La Russie réduira ses livraisons de gaz à l'Europe via l'Ukraine si celle-ci en prélève illégalement sans régler sa facture, a averti mercredi le Premier ministre russe Vladimir Poutine.
"Si nos partenaires payent pour leur propre consommation, ils recevront du gaz, s'ils ne paient pas, ils n'en recevront pas, et s'ils n'en reçoivent pas ils se serviront dans les gazoducs destinés au transit. S'ils le font, nous réduirons les livraisons", a déclaré M. Poutine lors d'un point presse à l'issue d'une rencontre avec son homologue autrichien Werner Faymann.
"J'espère fortement que (...) l'Ukraine remplira bien toutes ses obligations contractuelles", a-t-il encore dit.
La semaine dernière, le chef du gouvernement russe avait mis en garde sur la possibilité que l'Ukraine, durement touchée par la crise économique, ne puisse payer sa facture pour le mois d'octobre, laissant planer la menace d'un nouveau conflit gazier entre les deux pays. Mais la facture a depuis été réglée.
Tout début de tension entre Moscou et Kiev est source d'inquiétude pour l'Union européenne, un quart du gaz consommé dans l'UE provenant de Russie, dont 80% transite par l'Ukraine.
Début janvier, les Européens avaient subi une longue interruption des livraisons russes au beau milieu de l'hiver, en raison d'un conflit entre Kiev et Moscou.
Alors qu'on lui demandait si la Russie pouvait garantir que l'Autriche recevrait bien du gaz en janvier, M. Poutine a répondu: "Aujourd'hui, ce n'est pas à nous qu'il faut poser la question de la fiabilité" des approvisionnements.
"Ils (Kiev) ont les moyens financiers, le Fonds monétaire international nous le confirme", a-t-il ajouté.
Le FMI a accepté en novembre 2008 d'accorder un prêt à Kiev de 16,4 milliards de dollars en plusieurs tranches.
Selon M. Poutine, le problème réside en réalité dans le fait que l'Ukraine est en campagne électorale pour la présidentielle du 17 janvier, à laquelle Mme Timochenko et le président sortant Viktor Iouchtchenko sont candidats, et qui s'annonce très disputée.
Il avait déjà accusé fin octobre le président Iouchtchenko de bloquer le paiement du gaz russe.
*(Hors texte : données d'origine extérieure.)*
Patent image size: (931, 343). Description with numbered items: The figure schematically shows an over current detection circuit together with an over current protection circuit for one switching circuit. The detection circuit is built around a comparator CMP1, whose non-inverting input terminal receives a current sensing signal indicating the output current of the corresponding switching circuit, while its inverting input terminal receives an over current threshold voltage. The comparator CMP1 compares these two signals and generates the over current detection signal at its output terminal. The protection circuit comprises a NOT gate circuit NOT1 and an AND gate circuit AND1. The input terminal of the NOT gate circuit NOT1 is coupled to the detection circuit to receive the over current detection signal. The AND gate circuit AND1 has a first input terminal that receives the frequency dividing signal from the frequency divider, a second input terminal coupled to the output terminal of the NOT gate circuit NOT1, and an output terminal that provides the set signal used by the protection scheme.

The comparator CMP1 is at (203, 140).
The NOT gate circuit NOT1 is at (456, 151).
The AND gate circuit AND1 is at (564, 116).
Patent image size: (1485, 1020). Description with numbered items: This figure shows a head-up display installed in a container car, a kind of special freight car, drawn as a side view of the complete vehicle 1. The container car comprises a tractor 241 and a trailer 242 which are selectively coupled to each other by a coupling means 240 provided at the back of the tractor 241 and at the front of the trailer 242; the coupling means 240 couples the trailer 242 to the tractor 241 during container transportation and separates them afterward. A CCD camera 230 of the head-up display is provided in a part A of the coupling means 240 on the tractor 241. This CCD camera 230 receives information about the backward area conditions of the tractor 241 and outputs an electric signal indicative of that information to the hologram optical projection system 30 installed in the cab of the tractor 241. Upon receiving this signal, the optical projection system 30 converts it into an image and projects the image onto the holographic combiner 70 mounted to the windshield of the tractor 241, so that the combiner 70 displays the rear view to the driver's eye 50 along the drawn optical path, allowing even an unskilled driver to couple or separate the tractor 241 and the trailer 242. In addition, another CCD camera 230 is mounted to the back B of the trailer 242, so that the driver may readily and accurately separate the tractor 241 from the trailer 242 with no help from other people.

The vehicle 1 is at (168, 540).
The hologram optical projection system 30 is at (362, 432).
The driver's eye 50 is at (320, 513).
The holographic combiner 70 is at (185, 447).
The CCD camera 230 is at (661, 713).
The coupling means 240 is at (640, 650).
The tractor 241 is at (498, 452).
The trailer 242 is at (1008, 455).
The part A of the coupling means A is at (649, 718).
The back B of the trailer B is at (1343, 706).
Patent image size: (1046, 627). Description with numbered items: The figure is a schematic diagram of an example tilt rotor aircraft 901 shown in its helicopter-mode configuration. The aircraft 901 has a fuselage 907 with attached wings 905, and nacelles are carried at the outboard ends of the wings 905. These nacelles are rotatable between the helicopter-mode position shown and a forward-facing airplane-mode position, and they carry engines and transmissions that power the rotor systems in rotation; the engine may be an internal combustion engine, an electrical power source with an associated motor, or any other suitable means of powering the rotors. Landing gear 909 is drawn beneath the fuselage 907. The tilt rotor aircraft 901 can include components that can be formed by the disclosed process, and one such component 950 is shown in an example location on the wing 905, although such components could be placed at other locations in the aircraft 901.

De leur côté, les Ukrainiens soupçonnent Moscou de tenter par divers moyens d'influer sur la scène politique de leur pays.
Le Premier ministre russe a estimé que le projet de gazoduc South Stream, qui doit lui permettre d'exporter du gaz vers l'Europe en contournant l'Ukraine, "disciplinerait" Kiev.
"La diversification des livraisons de nos hydrocarbures accroîtra leur fiabilité. Cela disciplinera entre autres nos partenaires de transit", a-t-il dit.
Il a par ailleurs indiqué qu'un projet d'accord était en préparation entre la Russie et l'Autriche sur la participation de Vienne à South Stream.
"Actuellement un accord spécial de coopération entre nos pays sur la réalisation du projet est en préparation et nous avons convenu avec Monsieur le chancelier fédéral qu'il fallait que le travail sur ce document soit finalisé dans les plus brefs délais", a-t-il dit.
M. Poutine s'est aussi prononcé en faveur d'une prolongation de l'oléoduc russe Droujba, acheminant du pétrole russe en Europe centrale via l'Ukraine, en direction de l'Autriche.
"L'approfondissement de notre coopération énergétique répond entièrement à l'idée de prolonger l'oléoduc Droujba par une branche partant de Bratislava vers la raffinerie de Schwechat, en banlieue de Vienne", a-t-il déclaré.